28. The method of any one of claims 1 to 27, wherein the MPLA compound is between 0.5% and 10% by weight of the composition.
29. The method of any one of claims 1 to 28, wherein the sugar is between 80% and 99.5% by weight of the composition.
30. The method of claims 26 to 29, wherein the surfactant is between 0.5% and 10% by weight of the composition.
31. The method of any one of claims 27 to 30, wherein the phospholipid is between 0.5% and 10% by weight of the composition.
32. The method of any one of claims 1 to 31, wherein the composition is a dry powder.
33. The method of any one of claims 1 to 31, wherein the composition is an aqueous composition.
34. The method of claim 33, further comprising an organic solvent.
35. The method of claim 34, wherein the organic solvent and water are present in a volume to volume ratio of about 1 : 1500 to about 1 :50.
36. The method of claim 35, wherein the organic solvent and water are present in a volume to volume ratio of about 1 : 1000 to about 1 : 100.
37. The method of claim 36, wherein the organic solvent and water are present in a volume to volume ratio of about 1 :800.
38. The method of any one of claims 34 to 37, wherein the organic solvent is miscible with water.
39. The method of any one of claims 34 to 38, wherein the organic solvent is selected from an alcohol, glycerin, low molecular weight polyethylene glycol, and low molecular weight pol oxamers.
40. The method of claim 39, wherein the organic solvent is an alcohol.
41. The method of claim 40, wherein the alcohol is selected from methanol, ethanol, isopropanol, or t-butanol.
42. The method of claim 38, wherein the alcohol is ethanol.
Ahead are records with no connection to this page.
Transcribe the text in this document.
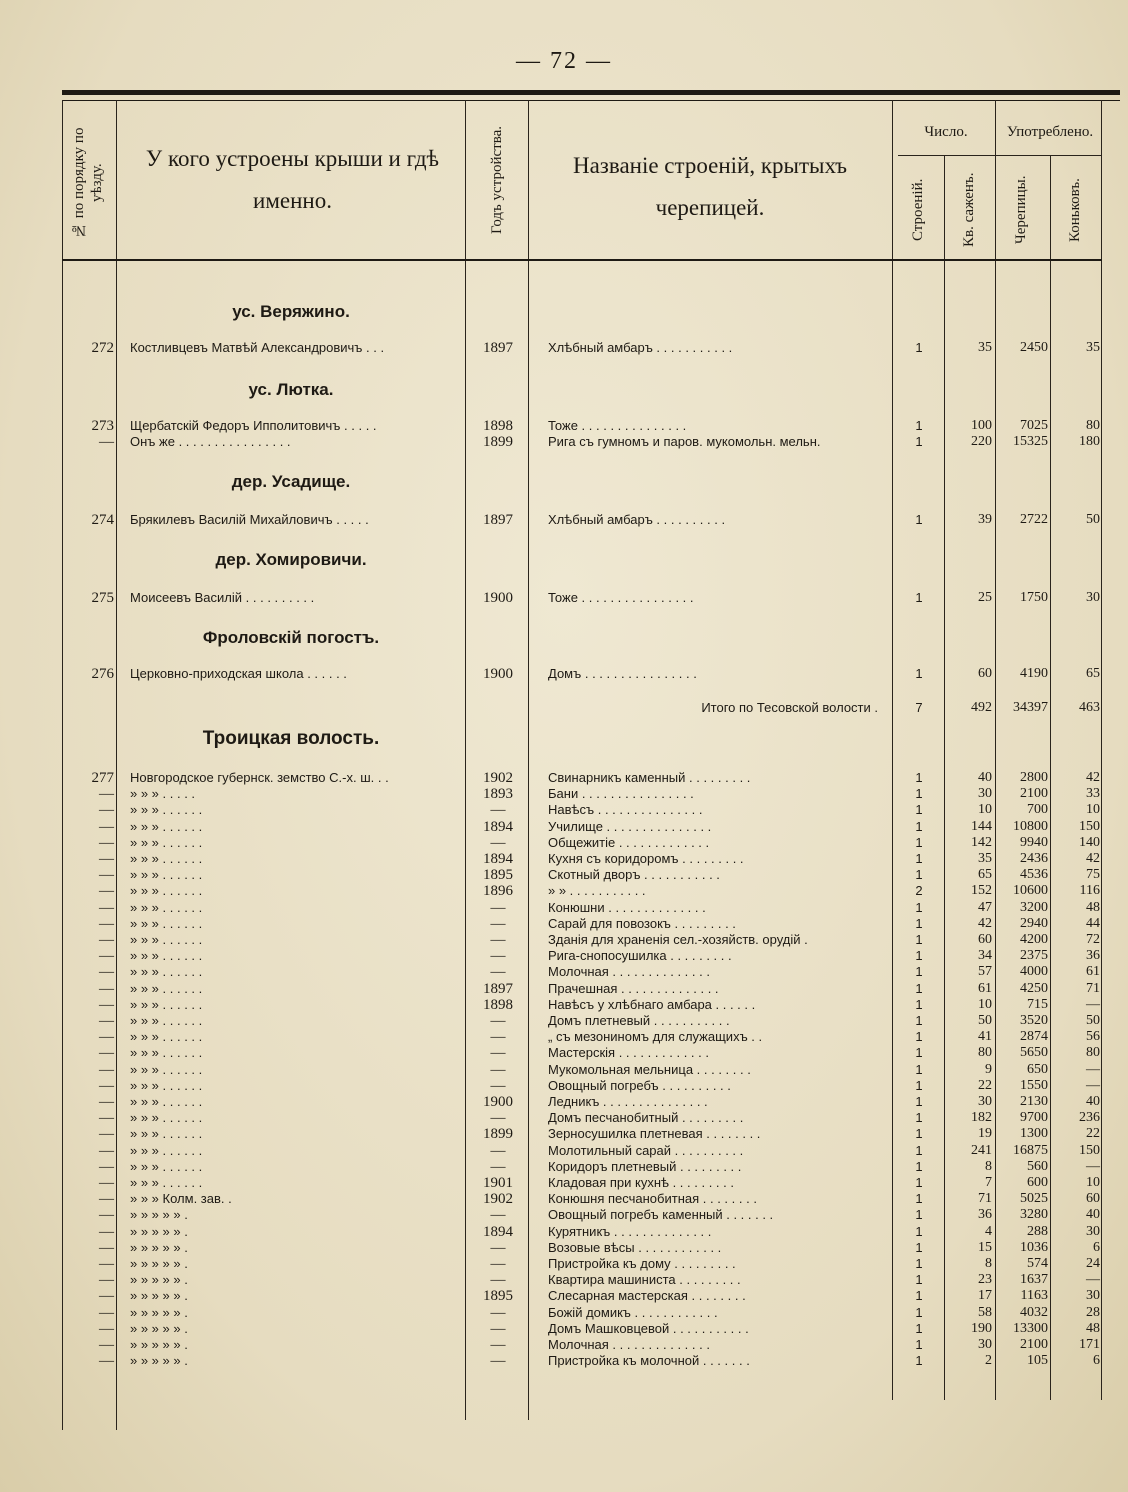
— 72 —
№ по порядку по уѣзду.
У кого устроены крыши и гдѣ именно.	Годъ устройства.	Названіе строеній, крытыхъ черепицей.
Число.	Употреблено.
Строеній.	Кв. саженъ.	Черепицы.	Коньковъ.
ус. Веряжино.
ус. Лютка.
дер. Усадище.
дер. Хомировичи.
Фроловскій погостъ.
Троицкая волость.
272 Костливцевъ Матвѣй Александровичъ . . .	1897	Хлѣбный амбаръ . . . . . . . . . . .	1	35	2450	35
273 Щербатскій Федоръ Ипполитовичъ . . . . .	1898	Тоже . . . . . . . . . . . . . . .	1	100	7025	80
— Онъ же . . . . . . . . . . . . . . . .	1899	Рига съ гумномъ и паров. мукомольн. мельн.	1	220	15325	180
274 Брякилевъ Василій Михайловичъ . . . . .	1897	Хлѣбный амбаръ . . . . . . . . . .	1	39	2722	50
275 Моисеевъ Василій . . . . . . . . . .	1900	Тоже . . . . . . . . . . . . . . . .	1	25	1750	30
276 Церковно-приходская школа . . . . . .	1900	Домъ . . . . . . . . . . . . . . . .	1	60	4190	65
Итого по Тесовской волости .	7	492	34397	463
277 Новгородское губернск. земство С.-х. ш. . .	1902	Свинарникъ каменный . . . . . . . . .	1	40	2800	42
— » » » . . . . .	1893	Бани . . . . . . . . . . . . . . . .	1	30	2100	33
— » » » . . . . . .	—	Навѣсъ . . . . . . . . . . . . . . .	1	10	700	10
— » » » . . . . . .	1894	Училище . . . . . . . . . . . . . . .	1	144	10800	150
— » » » . . . . . .	—	Общежитіе . . . . . . . . . . . . .	1	142	9940	140
— » » » . . . . . .	1894	Кухня съ коридоромъ . . . . . . . . .	1	35	2436	42
— » » » . . . . . .	1895	Скотный дворъ . . . . . . . . . . .	1	65	4536	75
— » » » . . . . . .	1896	» » . . . . . . . . . . .	2	152	10600	116
— » » » . . . . . .	—	Конюшни . . . . . . . . . . . . . .	1	47	3200	48
— » » » . . . . . .	—	Сарай для повозокъ . . . . . . . . .	1	42	2940	44
— » » » . . . . . .	—	Зданія для храненія сел.-хозяйств. орудій .	1	60	4200	72
— » » » . . . . . .	—	Рига-снопосушилка . . . . . . . . .	1	34	2375	36
— » » » . . . . . .	—	Молочная . . . . . . . . . . . . . .	1	57	4000	61
— » » » . . . . . .	1897	Прачешная . . . . . . . . . . . . . .	1	61	4250	71
— » » » . . . . . .	1898	Навѣсъ у хлѣбнаго амбара . . . . . .	1	10	715	—
— » » » . . . . . .	—	Домъ плетневый . . . . . . . . . . .	1	50	3520	50
— » » » . . . . . .	—	„ съ мезониномъ для служащихъ . .	1	41	2874	56
— » » » . . . . . .	—	Мастерскія . . . . . . . . . . . . .	1	80	5650	80
— » » » . . . . . .	—	Мукомольная мельница . . . . . . . .	1	9	650	—
— » » » . . . . . .	—	Овощный погребъ . . . . . . . . . .	1	22	1550	—
— » » » . . . . . .	1900	Ледникъ . . . . . . . . . . . . . . .	1	30	2130	40
— » » » . . . . . .	—	Домъ песчанобитный . . . . . . . . .	1	182	9700	236
— » » » . . . . . .	1899	Зерносушилка плетневая . . . . . . . .	1	19	1300	22
— » » » . . . . . .	—	Молотильный сарай . . . . . . . . . .	1	241	16875	150
— » » » . . . . . .	—	Коридоръ плетневый . . . . . . . . .	1	8	560	—
— » » » . . . . . .	1901	Кладовая при кухнѣ . . . . . . . . .	1	7	600	10
— » » » Колм. зав. .	1902	Конюшня песчанобитная . . . . . . . .	1	71	5025	60
— » » » » » .	—	Овощный погребъ каменный . . . . . . .	1	36	3280	40
— » » » » » .	1894	Курятникъ . . . . . . . . . . . . . .	1	4	288	30
— » » » » » .	—	Возовые вѣсы . . . . . . . . . . . .	1	15	1036	6
— » » » » » .	—	Пристройка къ дому . . . . . . . . .	1	8	574	24
— » » » » » .	—	Квартира машиниста . . . . . . . . .	1	23	1637	—
— » » » » » .	1895	Слесарная мастерская . . . . . . . .	1	17	1163	30
— » » » » » .	—	Божій домикъ . . . . . . . . . . . .	1	58	4032	28
— » » » » » .	—	Домъ Машковцевой . . . . . . . . . . .	1	190	13300	48
— » » » » » .	—	Молочная . . . . . . . . . . . . . .	1	30	2100	171
— » » » » » .	—	Пристройка къ молочной . . . . . . .	1	2	105	6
43. The method of any one of claims 33 to 42, wherein the composition has an MPLA compound concentration of about 1 pg/mL to about 1000 pg/mL.
44. The method of claim 43, wherein the composition has a MPLA compound concentration of about 0.2 pg/mL to about 20 pg/mL.
45. The method of claim 44, wherein the composition has a MPLA compound concentration of about 1.25 pg/mL.
46. The method of claim 45, wherein the composition has a MPLA concentration of about 2.5 pg/mL.
47. The method of any one of claims 1 to 46, wherein the composition further comprises a stabilizer.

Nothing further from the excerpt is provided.